FAQ’s about summer camps
1) My son/daughter is playing “Summer Ball”, “All Star Ball”, “Rep Ball”, is a summer camp too much baseball for my son/daughter? Every participant is different. Some participants can’t get enough baseball. Others need to have a break. If your child is reluctant in playing baseball, or if you are placing them in a camp for “something to do during the day”, this may not be the right camp for your child. The participant needs to enjoy baseball and want to learn about the game.
2) My son/daughter is playing “Summer Ball”, “All Star Ball”, “Rep Ball”, by doing a baseball summer camp will this be too much throwing for my son/daughter? Those who have attended our summer camps will know that we spend 30 minutes per day on dedicated progressive throwing drills. Baseball players need to learn proper throwing mechanics, to throw often, and to increase throwing distance with those monitored mechanics to build arm strength. There are very few times that throughout the camp we ask the young campers to “cut loose” on their throws. This is usually in the afternoon scrimmages.
3) My son/daughter is playing “Summer Ball”, “All Star Ball”, “Rep Ball”, and they are a pitcher. We are worried about their arm because they will be pitching this week. Will my son/daughter be pitching in the camp? No. During station work, we may do some flat ground pitching drills and exercises. If this is something that will affect your young ball player, let us know and they can get extra reps in the batting cage, ground balls, fly balls etc. if this is a concern to the parent. Our pitching programming is done in the off season pitching clinics that we offer in the fall and winter.
4) My son/daughter is playing “Summer Ball”, “All Star Ball”, “Rep Ball”, and they will probably be too tired for their game as it sounds like a long day. Should they attend? Yes. In saying that, what is the fitness level of your child? If they get tired easy, as a parent you need to find out why they tire easily. Even if your child is playing baseball in the evening, or a more advanced level of baseball, we recommend that young ball player be an athlete. If it isn’t a baseball camp, attend a soccer camp, basketball camp, hockey camp in the summer and play ball at night. Couch potato by day and baseball player at night does not create an athlete.
5) My young ball player is an elite level player. Is this the right camp for them to be participating? Yes. It is our objective to break up the players by age, skill and ability. With greater numbers in the camp, we can focus on the skills with the young athlete where they need the most focus. Ask yourself, can you get a little better everyday?

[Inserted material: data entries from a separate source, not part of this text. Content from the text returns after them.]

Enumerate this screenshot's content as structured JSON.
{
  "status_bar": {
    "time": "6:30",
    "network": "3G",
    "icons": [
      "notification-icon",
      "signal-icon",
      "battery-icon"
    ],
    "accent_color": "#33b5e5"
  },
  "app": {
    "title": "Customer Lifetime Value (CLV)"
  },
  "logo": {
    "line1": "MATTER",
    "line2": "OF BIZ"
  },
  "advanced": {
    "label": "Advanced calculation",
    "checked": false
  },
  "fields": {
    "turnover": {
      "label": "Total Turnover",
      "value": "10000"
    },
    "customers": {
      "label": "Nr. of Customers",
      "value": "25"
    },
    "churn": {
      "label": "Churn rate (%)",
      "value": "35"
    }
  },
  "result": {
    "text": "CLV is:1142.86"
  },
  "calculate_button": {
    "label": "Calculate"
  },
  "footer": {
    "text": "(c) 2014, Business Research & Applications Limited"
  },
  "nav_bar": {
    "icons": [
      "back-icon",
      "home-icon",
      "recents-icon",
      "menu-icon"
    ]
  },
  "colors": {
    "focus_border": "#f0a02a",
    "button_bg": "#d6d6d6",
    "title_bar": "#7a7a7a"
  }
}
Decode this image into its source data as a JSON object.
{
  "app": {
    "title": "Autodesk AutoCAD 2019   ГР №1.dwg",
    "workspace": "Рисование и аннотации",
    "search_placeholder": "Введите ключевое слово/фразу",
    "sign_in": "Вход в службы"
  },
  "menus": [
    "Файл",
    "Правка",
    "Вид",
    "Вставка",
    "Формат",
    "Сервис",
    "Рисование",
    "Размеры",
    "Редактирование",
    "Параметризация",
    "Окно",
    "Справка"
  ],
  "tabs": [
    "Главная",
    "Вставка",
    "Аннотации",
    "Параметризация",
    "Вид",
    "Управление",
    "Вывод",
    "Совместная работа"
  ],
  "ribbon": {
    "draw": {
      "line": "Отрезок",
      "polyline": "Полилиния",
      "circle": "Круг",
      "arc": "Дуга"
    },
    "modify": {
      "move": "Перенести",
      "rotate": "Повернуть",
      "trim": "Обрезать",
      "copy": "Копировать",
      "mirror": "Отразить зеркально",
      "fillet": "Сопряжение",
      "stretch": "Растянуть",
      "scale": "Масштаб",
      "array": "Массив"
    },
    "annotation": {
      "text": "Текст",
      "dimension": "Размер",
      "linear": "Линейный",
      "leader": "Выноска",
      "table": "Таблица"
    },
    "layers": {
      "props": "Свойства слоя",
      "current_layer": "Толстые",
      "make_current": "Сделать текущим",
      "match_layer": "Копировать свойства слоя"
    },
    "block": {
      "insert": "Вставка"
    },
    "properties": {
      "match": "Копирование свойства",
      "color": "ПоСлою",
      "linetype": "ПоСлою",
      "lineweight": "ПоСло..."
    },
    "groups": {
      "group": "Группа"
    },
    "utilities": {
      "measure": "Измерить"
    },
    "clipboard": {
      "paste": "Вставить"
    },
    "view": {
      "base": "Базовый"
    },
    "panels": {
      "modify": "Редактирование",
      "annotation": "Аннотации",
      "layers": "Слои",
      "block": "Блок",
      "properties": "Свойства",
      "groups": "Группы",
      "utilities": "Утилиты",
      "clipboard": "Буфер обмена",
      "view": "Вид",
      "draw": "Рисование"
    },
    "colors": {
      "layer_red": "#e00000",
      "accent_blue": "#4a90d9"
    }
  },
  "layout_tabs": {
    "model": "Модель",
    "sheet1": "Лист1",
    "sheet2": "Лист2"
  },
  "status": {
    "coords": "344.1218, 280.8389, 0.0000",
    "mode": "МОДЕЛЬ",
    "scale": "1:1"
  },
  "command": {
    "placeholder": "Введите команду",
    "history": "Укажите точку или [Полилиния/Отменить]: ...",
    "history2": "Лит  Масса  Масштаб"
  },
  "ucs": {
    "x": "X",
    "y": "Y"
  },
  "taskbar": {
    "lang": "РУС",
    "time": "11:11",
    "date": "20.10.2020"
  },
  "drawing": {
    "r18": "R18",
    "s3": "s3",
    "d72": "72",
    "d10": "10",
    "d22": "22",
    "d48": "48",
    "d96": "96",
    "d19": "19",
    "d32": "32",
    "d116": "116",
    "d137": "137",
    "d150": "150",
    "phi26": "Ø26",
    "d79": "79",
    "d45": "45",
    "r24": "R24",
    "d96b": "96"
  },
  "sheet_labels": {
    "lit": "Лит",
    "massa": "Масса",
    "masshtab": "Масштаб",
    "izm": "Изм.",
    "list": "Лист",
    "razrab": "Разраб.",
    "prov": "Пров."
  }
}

6) My son is an AA player and needs to be with the better group. Can you put him into that group? Our first objective is to sort the campers by age and then by ability. Depending upon the organization that your son plays for, he might be a very good player on an average rep or all star team. The instructors at Last Raps Baseball Corp. will always try to work in the best interest of the young ball player and therefore place them where we feel he can develop the most and their speed.
7) My daughter has signed up to be with her friend, and you have split them up. Why? The split may not be intentional, but sometimes those who sign up with their friends become a distraction to one another which in turn can cause the other campers to be distracted and ultimately disrupting those who are instructing.

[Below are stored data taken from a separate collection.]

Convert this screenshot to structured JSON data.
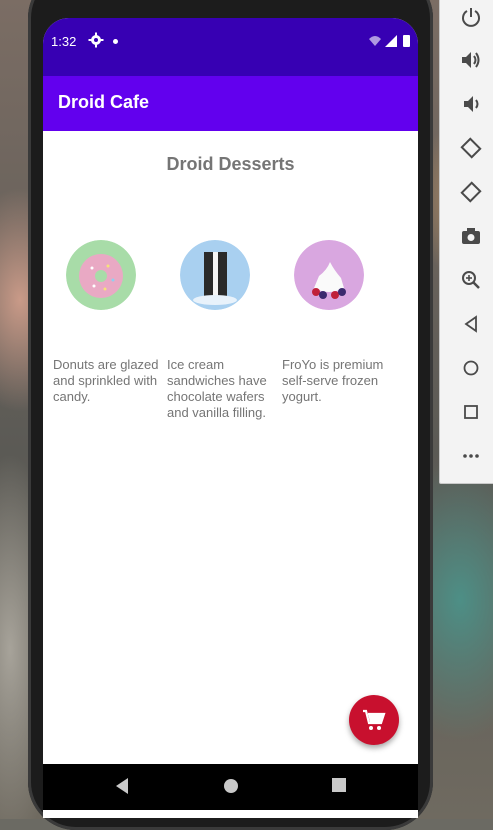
{
  "status_bar": {
    "time": "1:32"
  },
  "app_bar": {
    "title": "Droid Cafe"
  },
  "main": {
    "heading": "Droid Desserts",
    "desserts": [
      {
        "name": "donut",
        "description": "Donuts are glazed and sprinkled with candy."
      },
      {
        "name": "ice-cream-sandwich",
        "description": "Ice cream sandwiches have chocolate wafers and vanilla filling."
      },
      {
        "name": "froyo",
        "description": "FroYo is premium self-serve frozen yogurt."
      }
    ]
  },
  "fab": {
    "icon": "cart-icon",
    "color": "#c8102e"
  },
  "colors": {
    "status_bar": "#3700b3",
    "app_bar": "#6200ee",
    "text_secondary": "#757575"
  },
  "emulator_toolbar": [
    "power-icon",
    "volume-up-icon",
    "volume-down-icon",
    "rotate-left-icon",
    "rotate-right-icon",
    "screenshot-icon",
    "zoom-icon",
    "back-icon",
    "home-icon",
    "overview-icon",
    "more-icon"
  ]
}
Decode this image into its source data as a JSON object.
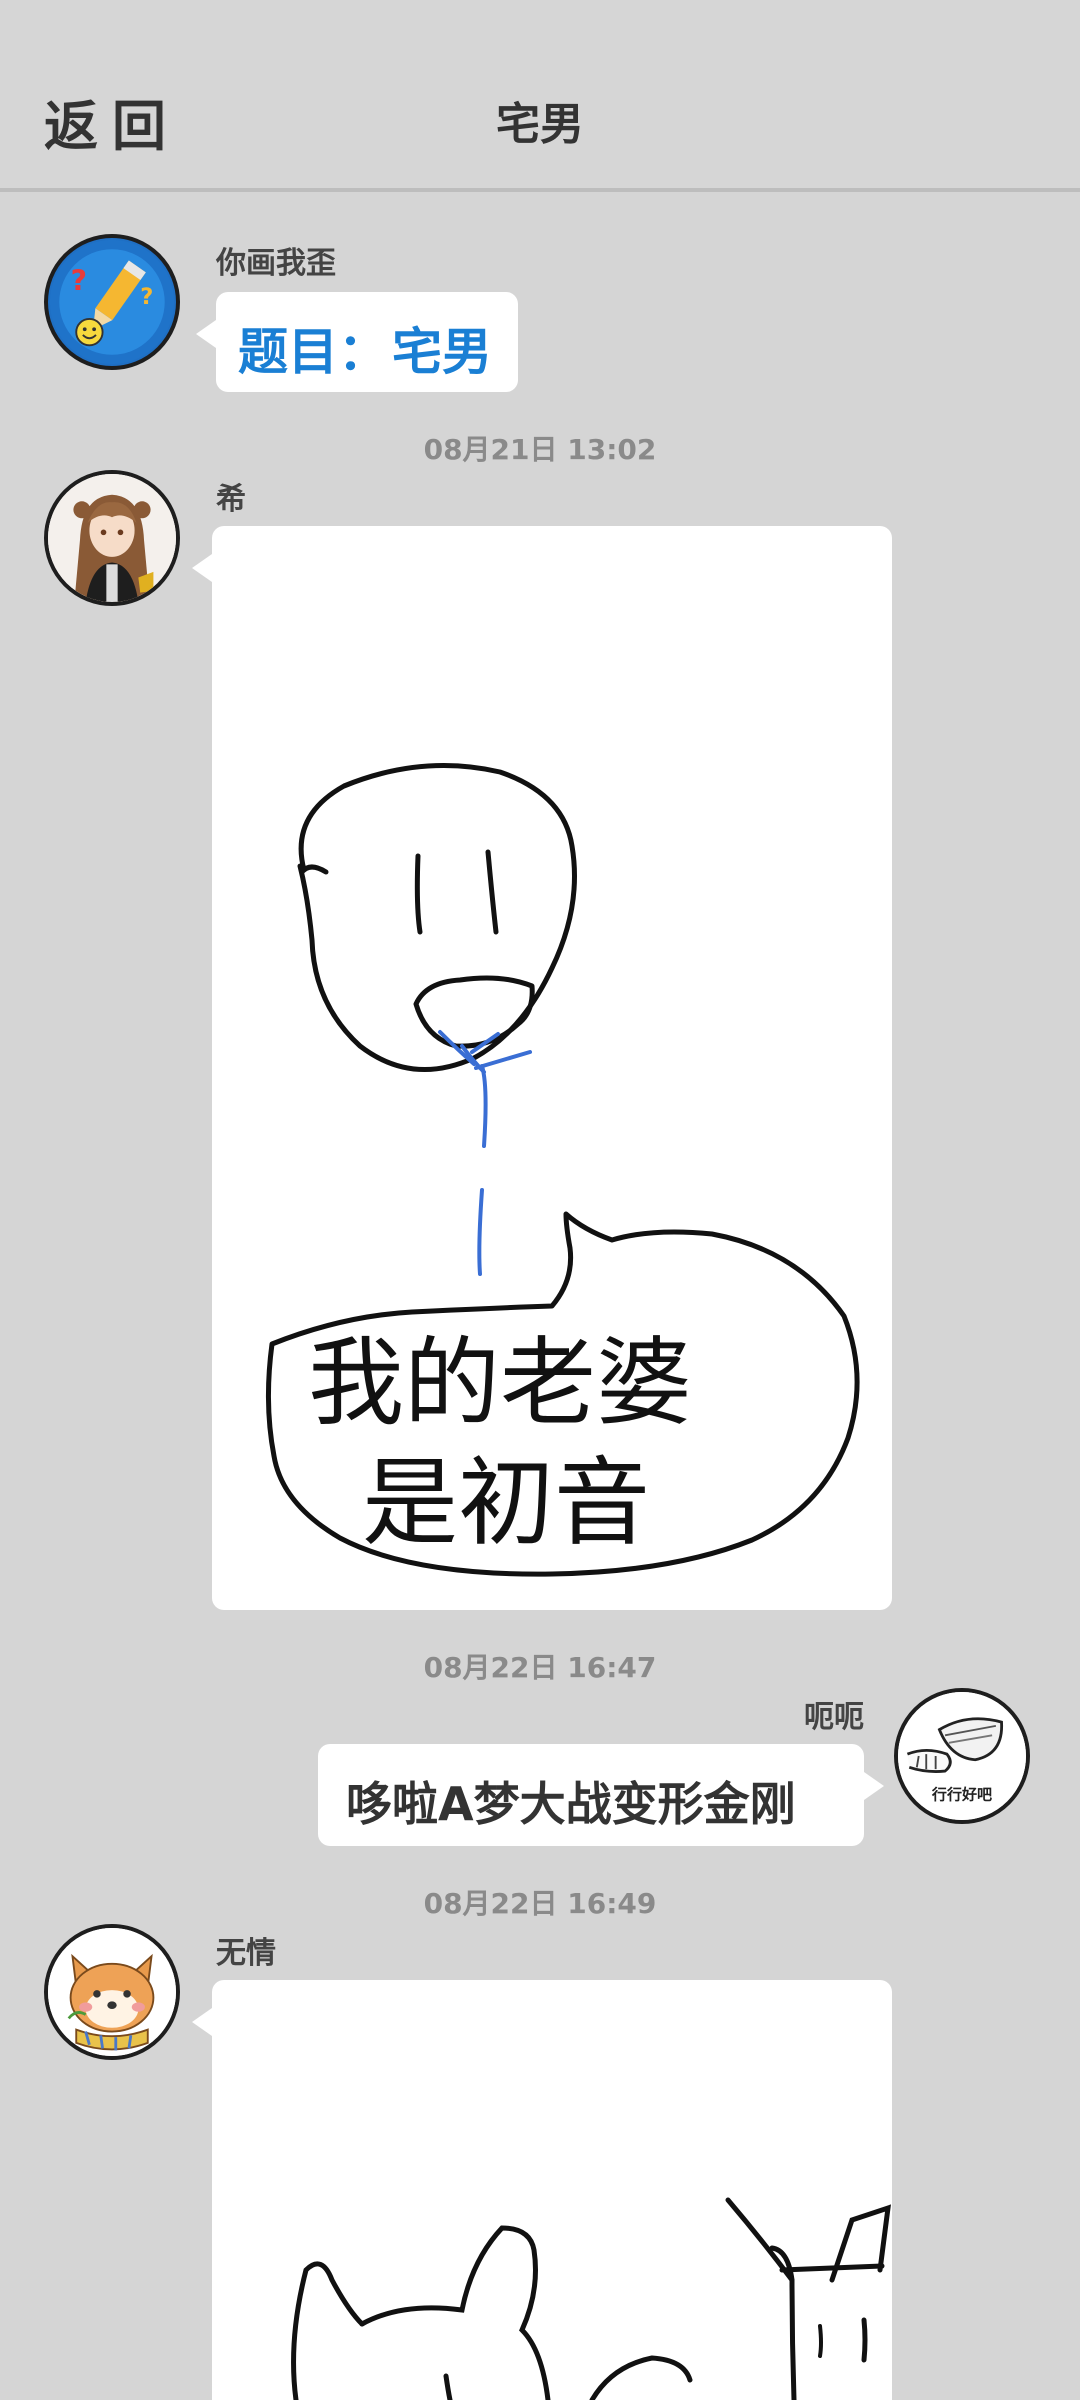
{
  "header": {
    "back_label": "返回",
    "title": "宅男"
  },
  "messages": [
    {
      "sender": "你画我歪",
      "type": "text",
      "prompt_label": "题目：",
      "prompt_word": "宅男",
      "avatar_icon": "pencil-game-logo-icon"
    },
    {
      "timestamp": "08月21日  13:02",
      "sender": "希",
      "type": "drawing",
      "drawing_text_line1": "我的老婆",
      "drawing_text_line2": "是初音",
      "avatar_icon": "anime-girl-avatar-icon"
    },
    {
      "timestamp": "08月22日  16:47",
      "sender": "呃呃",
      "type": "text",
      "text": "哆啦A梦大战变形金刚",
      "avatar_icon": "bowl-hand-avatar-icon",
      "avatar_caption": "行行好吧"
    },
    {
      "timestamp": "08月22日  16:49",
      "sender": "无情",
      "type": "drawing",
      "avatar_icon": "shiba-dog-avatar-icon"
    }
  ],
  "colors": {
    "background": "#d5d5d5",
    "prompt_blue": "#1a7fd4",
    "text_dark": "#333333",
    "timestamp_gray": "#8a8a8a"
  }
}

8) Are the camps about fun and games? Our primary focus is to provide technical instruction to the campers and develop and improve a skill set that they can take back with them to their local Little League or BC Minor organization to help improve their overall quality of play. They should have a love of the game when they arrive and be looking to improve their own skills and abilities. There are some people that believe it is on the onus of the coach to make baseball fun. Ask yourself this question, when your son strikes out, is it fun? Learning how to deal with these situations will help your child enjoy the game better, and will help prepare them for the disappointments that can take place in the great game of baseball.
In the coming weeks, we are sure to have more questions and will share our responses with those who check our website.